A UNIQUE self-writing diary app, designed and built in Fife, could be the new Millennials' answer to Bridget Jones. 

Orla records the places you went, what was there, what you did, and even how you got there.

It also tags places with photographs, local news, weather and although the app can't count how many Chardonnays you drank, there's also a scrapbook so Bridget can add random musings. 

This spark of imagination was created by local company Trisent and built by Ember Technology, who, until five months ago, based their offices in Dunfermline. 

Now in Glenrothes, the team have just launched their Orla Beta programme at last month's EIE'17, the UK's largest technology showcase where companies pitch to investors. 

The company thinks it could be on to a winner, competing with social media in a more detailed look at past memories and they are ready to tap into the $4.4 billion lifestyle app market very soon. 

Trisent and Ember Technology are promising this could be your most memorable app yet and now members of the public will be invited to try out this diary for free and help shape how the app develops. 

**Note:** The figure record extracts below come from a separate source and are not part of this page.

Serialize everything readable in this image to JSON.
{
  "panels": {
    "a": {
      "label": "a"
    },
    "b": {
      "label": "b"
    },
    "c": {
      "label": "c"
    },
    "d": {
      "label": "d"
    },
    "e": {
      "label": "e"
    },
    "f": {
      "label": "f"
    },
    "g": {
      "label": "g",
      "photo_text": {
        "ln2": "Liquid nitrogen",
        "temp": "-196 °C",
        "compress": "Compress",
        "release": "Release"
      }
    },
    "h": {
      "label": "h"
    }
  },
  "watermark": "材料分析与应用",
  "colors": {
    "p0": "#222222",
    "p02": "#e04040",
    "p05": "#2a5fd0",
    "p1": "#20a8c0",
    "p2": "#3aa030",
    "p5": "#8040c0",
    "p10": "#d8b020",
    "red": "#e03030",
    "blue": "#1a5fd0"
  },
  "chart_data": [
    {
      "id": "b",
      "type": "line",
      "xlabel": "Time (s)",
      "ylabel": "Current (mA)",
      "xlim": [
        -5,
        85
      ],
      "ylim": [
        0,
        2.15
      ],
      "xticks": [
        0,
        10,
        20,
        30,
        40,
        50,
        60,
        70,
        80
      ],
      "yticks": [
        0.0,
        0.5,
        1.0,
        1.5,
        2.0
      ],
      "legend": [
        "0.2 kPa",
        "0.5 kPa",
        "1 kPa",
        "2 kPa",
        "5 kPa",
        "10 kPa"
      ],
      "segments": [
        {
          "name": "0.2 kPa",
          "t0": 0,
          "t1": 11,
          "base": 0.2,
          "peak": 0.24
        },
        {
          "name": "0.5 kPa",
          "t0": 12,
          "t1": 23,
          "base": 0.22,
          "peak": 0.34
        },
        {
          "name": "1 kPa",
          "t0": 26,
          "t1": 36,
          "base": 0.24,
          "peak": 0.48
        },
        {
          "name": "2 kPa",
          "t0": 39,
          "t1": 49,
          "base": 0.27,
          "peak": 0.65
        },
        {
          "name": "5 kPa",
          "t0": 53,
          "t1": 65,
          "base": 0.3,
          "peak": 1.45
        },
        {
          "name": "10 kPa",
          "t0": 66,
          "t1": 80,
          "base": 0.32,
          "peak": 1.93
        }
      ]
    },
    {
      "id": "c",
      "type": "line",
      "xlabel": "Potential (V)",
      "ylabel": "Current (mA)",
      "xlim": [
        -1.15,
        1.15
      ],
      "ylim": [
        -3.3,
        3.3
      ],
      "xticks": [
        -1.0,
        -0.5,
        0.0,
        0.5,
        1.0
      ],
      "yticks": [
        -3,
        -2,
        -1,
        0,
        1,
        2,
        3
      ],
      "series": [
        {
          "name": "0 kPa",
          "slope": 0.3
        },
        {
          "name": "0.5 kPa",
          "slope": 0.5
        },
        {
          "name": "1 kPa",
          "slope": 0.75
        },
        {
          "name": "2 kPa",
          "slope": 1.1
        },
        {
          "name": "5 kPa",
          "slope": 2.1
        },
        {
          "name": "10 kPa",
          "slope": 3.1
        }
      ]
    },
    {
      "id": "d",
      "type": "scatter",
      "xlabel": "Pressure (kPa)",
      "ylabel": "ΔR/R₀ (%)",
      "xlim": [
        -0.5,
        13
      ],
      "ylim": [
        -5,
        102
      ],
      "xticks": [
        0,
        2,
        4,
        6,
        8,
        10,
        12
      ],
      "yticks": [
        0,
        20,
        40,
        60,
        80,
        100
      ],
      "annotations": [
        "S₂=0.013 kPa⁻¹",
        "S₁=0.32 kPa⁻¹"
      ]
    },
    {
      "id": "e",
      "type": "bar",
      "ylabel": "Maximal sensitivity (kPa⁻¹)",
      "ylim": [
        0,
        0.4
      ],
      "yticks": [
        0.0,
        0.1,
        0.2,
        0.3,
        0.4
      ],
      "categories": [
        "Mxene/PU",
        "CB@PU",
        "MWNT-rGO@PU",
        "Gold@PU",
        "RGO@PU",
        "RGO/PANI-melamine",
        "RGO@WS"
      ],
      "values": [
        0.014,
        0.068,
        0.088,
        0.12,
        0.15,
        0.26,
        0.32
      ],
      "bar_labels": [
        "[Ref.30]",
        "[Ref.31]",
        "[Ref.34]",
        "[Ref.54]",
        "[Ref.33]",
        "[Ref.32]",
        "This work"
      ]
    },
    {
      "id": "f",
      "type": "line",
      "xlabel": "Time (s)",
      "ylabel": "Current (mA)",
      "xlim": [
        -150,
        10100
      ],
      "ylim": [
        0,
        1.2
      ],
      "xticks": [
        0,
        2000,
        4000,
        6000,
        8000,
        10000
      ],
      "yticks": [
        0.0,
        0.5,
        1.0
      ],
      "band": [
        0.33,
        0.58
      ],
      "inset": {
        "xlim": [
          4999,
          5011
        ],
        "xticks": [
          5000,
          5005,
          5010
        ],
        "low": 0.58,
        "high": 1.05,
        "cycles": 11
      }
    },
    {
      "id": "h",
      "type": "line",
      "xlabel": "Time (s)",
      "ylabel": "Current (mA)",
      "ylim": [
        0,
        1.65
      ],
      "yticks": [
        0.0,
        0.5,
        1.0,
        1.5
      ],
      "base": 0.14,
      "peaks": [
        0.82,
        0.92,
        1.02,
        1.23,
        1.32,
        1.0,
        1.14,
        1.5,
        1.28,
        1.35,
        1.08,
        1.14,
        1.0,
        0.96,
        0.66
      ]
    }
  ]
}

Dunfermline businessman Steven Wexelstein, co-founder of Ember Technology, said: "It's been a really interesting application from a development point of view, building algorithms that detect different types of motion such as walking or running and different types of transport, while still making battery efficiency a top priority." 

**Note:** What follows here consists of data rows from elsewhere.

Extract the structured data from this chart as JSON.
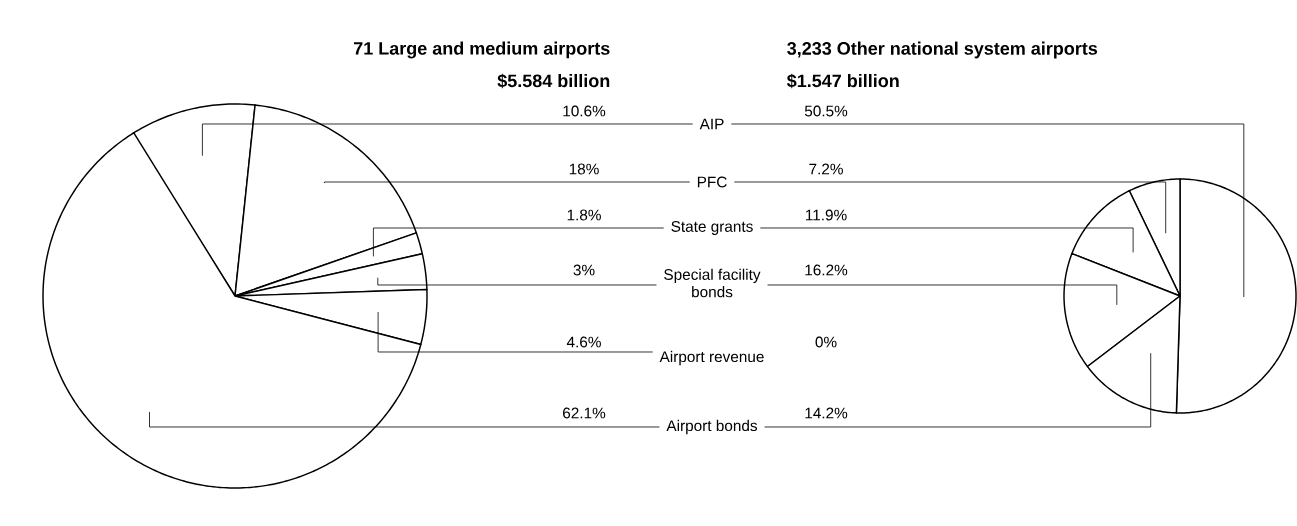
{
  "chart_data": [
    {
      "type": "pie",
      "title": "71 Large and medium airports",
      "subtitle": "$5.584 billion",
      "categories": [
        "AIP",
        "PFC",
        "State grants",
        "Special facility bonds",
        "Airport revenue",
        "Airport bonds"
      ],
      "values": [
        10.6,
        18,
        1.8,
        3,
        4.6,
        62.1
      ],
      "value_labels": [
        "10.6%",
        "18%",
        "1.8%",
        "3%",
        "4.6%",
        "62.1%"
      ],
      "colors": [
        "#ffffff",
        "#ffffff",
        "#ffffff",
        "#ffffff",
        "#ffffff",
        "#ffffff"
      ]
    },
    {
      "type": "pie",
      "title": "3,233 Other national system airports",
      "subtitle": "$1.547 billion",
      "categories": [
        null,
        null,
        null,
        null,
        null,
        null
      ],
      "values": [
        50.5,
        7.2,
        11.9,
        16.2,
        0,
        14.2
      ],
      "value_labels": [
        "50.5%",
        "7.2%",
        "11.9%",
        "16.2%",
        "0%",
        "14.2%"
      ],
      "colors": [
        "#ffffff",
        "#ffffff",
        "#ffffff",
        "#ffffff",
        "#ffffff",
        "#ffffff"
      ]
    }
  ]
}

The £150,000 trial, which has been largely self-funded with the aid of a £99,370 Smart Scotland grant through Scottish Enterprise, runs in the background of mobile phones by using location services and motion detector. 

Entrepreneur and CEO of Trisent, Dr Gordon Povey, said: "In future, this app could be used in lots of other ways; in business, for instance, or in tourism, when people want to keep a log of their trip or holiday. 

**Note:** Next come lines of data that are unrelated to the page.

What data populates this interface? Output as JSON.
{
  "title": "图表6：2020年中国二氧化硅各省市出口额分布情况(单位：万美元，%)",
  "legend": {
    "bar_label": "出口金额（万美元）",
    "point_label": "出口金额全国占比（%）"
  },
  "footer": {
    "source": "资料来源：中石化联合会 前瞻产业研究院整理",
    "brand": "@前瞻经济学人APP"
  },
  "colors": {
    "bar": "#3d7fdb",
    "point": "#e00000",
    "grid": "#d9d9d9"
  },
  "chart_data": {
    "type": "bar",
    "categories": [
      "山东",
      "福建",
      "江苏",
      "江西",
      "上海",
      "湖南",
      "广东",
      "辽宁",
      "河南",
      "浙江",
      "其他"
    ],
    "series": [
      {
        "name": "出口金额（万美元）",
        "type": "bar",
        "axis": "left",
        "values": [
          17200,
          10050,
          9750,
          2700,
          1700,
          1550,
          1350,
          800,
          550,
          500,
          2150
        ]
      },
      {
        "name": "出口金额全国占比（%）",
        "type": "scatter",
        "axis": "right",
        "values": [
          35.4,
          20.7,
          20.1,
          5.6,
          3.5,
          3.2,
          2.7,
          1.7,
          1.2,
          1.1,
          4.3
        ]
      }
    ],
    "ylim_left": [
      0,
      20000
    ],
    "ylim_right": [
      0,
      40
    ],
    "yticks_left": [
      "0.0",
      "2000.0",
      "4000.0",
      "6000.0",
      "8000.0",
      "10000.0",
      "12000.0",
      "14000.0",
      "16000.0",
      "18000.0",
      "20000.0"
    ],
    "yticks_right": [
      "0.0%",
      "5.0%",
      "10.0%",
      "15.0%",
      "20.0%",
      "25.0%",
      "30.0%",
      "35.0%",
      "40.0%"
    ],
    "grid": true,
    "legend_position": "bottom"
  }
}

"So many of us feel that our lives are passing in a blur; a diary would help us record, remember and reclaim all those forgotten days.

"Orla is completely different from the very brief, very public reviews of the year which social media provides. It is a daily log which, in the best tradition, is private. 

"It's very important to us that a user's data is their own private data. Of course, individual users are free to use their written diary in whatever way this wish."